Werner, Fritz, Indexeintrag: Deutsche Biographie, https://www.deutsche-biographie.de/sfz140651.html [28.04.2024].

CC0

  • Genealogie

    V Ernst (1869–1925), aus Woldenburg, Bankkaufm. in St.;
    M Meta Ziesemer (1877–1936), aus St.;
    Stettin 1934 Erna (* 1909), T d. Maximilian Kuhn, Bahnbeamter;
    3 S, 1 T.

  • Biographie

    Nach dem Abitur 1924 in Stettin absolvierte W. eine dreijährige kaufmännische Lehre und übernahm 1926 die Geschäftsführung des pommerschen Landesverbandes des Vereins für das Deutschtum im Ausland. Seit 1927 studierte er Rechtswissenschaften in Berlin, Kiel, Frankfurt/M. und Greifswald (1. jur. Staatsprüfung 1932). Während die von Erich Molitor (1886–1963) betreute Dissertation „Tarifvertrag und Tarifordnung“ (1934) eher die zeittypischen Konzessionen an das Regime machte, wurde W. erst 1937 Mitglied der NSDAP. 1932–36 war er Assistent für öffentliches Recht an der Univ. Greifswald. Es folgte eine steile Justizlaufbahn, zunächst als Gerichtsassessor im OLG-Bezirk Stettin in Greifswald, dann 1939 als Amtsgerichtsrat in Kassel. Nach Kriegsteilnahme seit 1939 und sowjet. Gefangenschaft bis 1947 kehrte W. nach Kassel zurück und war seit 1949 hier als Landgerichtsrat wieder im Justizdienst. Anschließend setzte W. seine Richterlaufbahn in der Verwaltungsgerichtsbarkeit fort: Seit 1950 amtierte er als Richter, seit 1952 als Senatspräsident und seit 1955 als Vizepräsident des für die Länder Niedersachsen und Schleswig-Holstein zuständigen Oberverwaltungsgerichts Lüneburg. 1958 wurde er nach Ludwig Frege (1884–1964) und Hans Egidi (1890–1970) dritter Präsident des 1953 eingerichteten, seinerzeit in Berlin lozierten Bundesverwaltungsgerichts (BVerwG). Daneben war W. seit 1956 Honorarprofessor für Staats- und Verwaltungsrecht an der Univ. Göttingen, seit 1959 an der FU Berlin und hier seit 1964 – ungewöhnlicherweise, weil unhabilitiert und neben einem Hauptamt als Präsident eines obersten Bundesgerichts – hauptamtlicher o. Professor für Staatsrecht und Politik, was sich auch auf seine für einen Berufsrichter ungewöhnlich breite, oft auf Vorträgen beruhende Publikationstätigkeit auswirkte.

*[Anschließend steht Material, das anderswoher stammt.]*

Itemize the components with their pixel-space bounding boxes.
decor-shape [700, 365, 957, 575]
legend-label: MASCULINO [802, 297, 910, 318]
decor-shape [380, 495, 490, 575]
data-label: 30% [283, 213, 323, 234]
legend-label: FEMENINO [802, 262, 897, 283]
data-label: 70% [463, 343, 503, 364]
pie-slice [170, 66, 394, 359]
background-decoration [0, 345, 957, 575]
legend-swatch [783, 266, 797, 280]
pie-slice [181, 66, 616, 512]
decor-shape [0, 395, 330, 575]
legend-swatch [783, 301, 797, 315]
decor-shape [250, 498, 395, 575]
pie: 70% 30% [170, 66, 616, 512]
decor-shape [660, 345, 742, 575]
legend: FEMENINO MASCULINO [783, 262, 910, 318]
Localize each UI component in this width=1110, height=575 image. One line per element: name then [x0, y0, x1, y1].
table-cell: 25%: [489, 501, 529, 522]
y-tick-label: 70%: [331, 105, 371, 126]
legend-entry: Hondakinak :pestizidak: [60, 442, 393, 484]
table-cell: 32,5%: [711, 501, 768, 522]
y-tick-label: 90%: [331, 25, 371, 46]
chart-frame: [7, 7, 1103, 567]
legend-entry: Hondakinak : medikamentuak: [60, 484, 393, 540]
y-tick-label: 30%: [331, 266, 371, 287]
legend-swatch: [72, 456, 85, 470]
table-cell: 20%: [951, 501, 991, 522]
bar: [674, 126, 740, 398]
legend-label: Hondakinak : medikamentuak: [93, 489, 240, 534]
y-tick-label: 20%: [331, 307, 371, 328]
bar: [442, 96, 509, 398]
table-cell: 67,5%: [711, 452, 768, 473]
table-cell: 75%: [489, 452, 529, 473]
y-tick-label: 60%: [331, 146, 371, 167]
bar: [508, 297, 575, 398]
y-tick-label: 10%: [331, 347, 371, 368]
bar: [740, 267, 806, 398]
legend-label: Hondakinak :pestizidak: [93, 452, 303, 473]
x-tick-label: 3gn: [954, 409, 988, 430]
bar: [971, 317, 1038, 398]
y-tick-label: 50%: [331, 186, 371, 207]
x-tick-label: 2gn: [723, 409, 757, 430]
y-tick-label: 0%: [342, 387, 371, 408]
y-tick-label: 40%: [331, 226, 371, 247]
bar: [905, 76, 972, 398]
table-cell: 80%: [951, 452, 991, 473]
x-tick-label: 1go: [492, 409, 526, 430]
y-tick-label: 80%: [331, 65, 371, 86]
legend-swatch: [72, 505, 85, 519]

    W.s Bedeutung als Verwaltungsrechtler läßt sich nicht allein auf sein Schrifttum zurückführen. Berühmt und nachhaltig einflußreich wurde seine Formulierung vom „Verwaltungsrecht als konkretisiertem Verfassungsrecht“ – eine klare Abwendung von der noch von Otto Mayer (1846–1924) vertretenen Konzeption der Unabhängigkeit des Verwaltungsrechts von den sich regelmäßig wandelnden Verfassungsordnungen. W. brachte damit eine für das heutige Verwaltungsrecht fundamentale Entwicklung auf den Begriff. Der in den 1960er Jahren intensiv diskutierten und 1976 zum Verwaltungsverfahrensgesetz führenden Frage einer Kodifikation des Allgemeinen Verwaltungsrechts stand er in seinem Gutachten für den Dt. Juristentag 1960 skeptisch gegenüber; die Fortentwicklung des Allgemeinen Verwaltungsrechts sei zunächst dem Revisionsgericht in der Verwaltungsgerichtsbarkeit, also dem BVerwG vorbehalten.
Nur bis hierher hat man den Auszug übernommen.